The first half of the text consists of very short, intensely observed moments. (These surely were my original motive for purchasing the book.) Though none of the poems seem to be of a classical Chinese or Japanese form (the second one quoted below is almost a haiku), they bring to mind such poetry. However, these poems are certainly not some amateur's imitation of classic poems, neither in language nor in topic. Though Chamberland does write intensely observed moments from Nature:
Le ciel est un lait pour l'oeil
et les rafales du vent fou jettent
aux pièces d'eau des confettis dorés.
he also brings the haiku into the modern city:
Dans l'absolue non-hâte
- azur et verrerie -
l'instantané scintille aux branches.
If you don't see a sudden moment of perception in a big-city square, as I do, then there is also a poem about a moment waiting for a bus, and another walking down Sainte-Catherine Street in Montreal. And here is a rather non-classical poem:
Par terre dans le sentier,
ce brasillant joyau
- des mouches sur une merde -
au pas levé s'éparpille.
Sorry, but there is nothing disgusting about this poem; on the contrary, Chamberland has succeeded, in my view, in making a disgusting object into a beautiful poem! But, not to worry, he is not interested in épater la bourgeoisie in this book and your tender sensibilities won't be violated too often.
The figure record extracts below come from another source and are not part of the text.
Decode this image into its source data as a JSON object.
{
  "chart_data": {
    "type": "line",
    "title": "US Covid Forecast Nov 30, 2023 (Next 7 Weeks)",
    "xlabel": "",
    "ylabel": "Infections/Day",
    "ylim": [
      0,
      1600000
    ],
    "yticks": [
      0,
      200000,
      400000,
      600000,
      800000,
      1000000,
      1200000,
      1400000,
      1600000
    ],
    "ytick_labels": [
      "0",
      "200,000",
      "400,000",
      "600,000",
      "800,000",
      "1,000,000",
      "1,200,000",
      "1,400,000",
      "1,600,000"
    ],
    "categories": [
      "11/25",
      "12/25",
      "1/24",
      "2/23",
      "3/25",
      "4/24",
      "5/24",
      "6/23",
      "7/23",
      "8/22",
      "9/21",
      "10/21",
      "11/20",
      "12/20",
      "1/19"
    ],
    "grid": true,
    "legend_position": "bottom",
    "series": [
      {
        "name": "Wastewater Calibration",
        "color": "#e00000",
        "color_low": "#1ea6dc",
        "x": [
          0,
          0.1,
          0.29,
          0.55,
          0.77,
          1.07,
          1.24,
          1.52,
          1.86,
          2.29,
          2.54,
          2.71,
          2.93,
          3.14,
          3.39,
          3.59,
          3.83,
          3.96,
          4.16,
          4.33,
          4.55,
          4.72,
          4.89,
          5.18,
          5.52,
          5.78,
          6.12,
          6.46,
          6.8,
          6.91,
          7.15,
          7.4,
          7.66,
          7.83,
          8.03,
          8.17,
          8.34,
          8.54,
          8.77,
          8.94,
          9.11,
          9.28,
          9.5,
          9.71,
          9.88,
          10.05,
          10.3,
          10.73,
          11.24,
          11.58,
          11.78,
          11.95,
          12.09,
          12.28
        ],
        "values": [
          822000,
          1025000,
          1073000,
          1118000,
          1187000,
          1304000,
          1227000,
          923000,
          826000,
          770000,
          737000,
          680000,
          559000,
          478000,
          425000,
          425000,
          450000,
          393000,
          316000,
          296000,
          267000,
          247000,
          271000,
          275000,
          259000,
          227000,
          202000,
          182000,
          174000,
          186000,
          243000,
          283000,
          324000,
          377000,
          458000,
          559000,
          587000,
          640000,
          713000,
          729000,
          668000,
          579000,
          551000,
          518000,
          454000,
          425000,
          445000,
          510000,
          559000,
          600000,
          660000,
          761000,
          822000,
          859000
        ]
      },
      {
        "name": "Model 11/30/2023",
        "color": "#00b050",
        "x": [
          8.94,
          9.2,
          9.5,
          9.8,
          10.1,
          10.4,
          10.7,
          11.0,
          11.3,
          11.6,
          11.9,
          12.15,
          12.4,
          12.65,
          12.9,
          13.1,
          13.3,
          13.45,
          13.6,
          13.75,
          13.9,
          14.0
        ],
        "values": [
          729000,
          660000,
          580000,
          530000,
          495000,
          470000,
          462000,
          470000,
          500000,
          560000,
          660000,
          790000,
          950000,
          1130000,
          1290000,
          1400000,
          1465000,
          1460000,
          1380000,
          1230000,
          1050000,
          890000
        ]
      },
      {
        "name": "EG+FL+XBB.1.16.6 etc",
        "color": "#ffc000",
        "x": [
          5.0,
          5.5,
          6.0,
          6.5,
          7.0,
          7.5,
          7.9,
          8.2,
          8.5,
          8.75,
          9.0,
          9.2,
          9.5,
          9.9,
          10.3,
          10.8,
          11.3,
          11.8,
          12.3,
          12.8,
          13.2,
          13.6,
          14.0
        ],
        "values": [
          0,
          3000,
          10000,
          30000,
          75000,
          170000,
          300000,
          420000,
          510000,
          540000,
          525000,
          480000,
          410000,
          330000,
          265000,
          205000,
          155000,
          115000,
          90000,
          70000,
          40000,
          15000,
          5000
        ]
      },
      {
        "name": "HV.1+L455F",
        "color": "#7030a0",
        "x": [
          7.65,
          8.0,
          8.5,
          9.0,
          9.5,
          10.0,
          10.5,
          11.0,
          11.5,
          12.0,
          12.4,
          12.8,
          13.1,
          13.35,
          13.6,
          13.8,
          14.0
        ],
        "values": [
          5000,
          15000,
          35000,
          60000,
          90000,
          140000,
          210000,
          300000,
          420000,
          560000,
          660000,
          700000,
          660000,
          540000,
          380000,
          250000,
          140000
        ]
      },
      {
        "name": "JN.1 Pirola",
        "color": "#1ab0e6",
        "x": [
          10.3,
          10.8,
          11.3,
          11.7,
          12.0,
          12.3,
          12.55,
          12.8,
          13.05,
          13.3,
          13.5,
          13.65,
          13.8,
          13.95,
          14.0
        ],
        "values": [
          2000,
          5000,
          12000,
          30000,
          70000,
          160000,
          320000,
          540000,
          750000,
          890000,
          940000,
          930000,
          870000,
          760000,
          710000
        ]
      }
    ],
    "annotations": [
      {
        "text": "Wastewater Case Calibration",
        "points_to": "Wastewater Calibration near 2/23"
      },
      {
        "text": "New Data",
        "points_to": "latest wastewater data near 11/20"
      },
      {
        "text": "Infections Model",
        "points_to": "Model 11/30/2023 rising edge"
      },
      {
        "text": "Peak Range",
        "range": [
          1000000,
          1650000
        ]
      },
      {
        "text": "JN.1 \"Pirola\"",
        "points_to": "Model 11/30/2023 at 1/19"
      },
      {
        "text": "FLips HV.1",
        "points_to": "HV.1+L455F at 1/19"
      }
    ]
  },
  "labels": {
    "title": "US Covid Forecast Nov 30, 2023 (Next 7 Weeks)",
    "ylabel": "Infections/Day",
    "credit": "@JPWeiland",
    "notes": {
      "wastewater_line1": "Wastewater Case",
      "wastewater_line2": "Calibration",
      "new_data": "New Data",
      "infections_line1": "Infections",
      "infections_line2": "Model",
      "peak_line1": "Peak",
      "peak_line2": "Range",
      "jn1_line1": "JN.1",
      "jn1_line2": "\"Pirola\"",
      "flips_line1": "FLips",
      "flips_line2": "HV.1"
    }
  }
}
Indeed, here is a poem at whose subject the classic poets I have in mind could nod in recognition:
Les lilas viennent...
Ah! Cette flammefraîche aux branches puis très vite
la braise et pour finir la cendre,
laissée aux coups de vent,
retombée au compost, au passé.
The second half of the book contains a few longer poems and some fairly short prose-poems, which I won't quote here because of their length. But they, too, are largely descriptive. In this book, at least, Chamberland does not engage in poetic abstractions (think anti-John Ashberry) nor does he make mere rhetorical gestures. Not that poetic abstractions or rhetorical gestures are always to be avoided! I must try to find some more of Chamberland's books.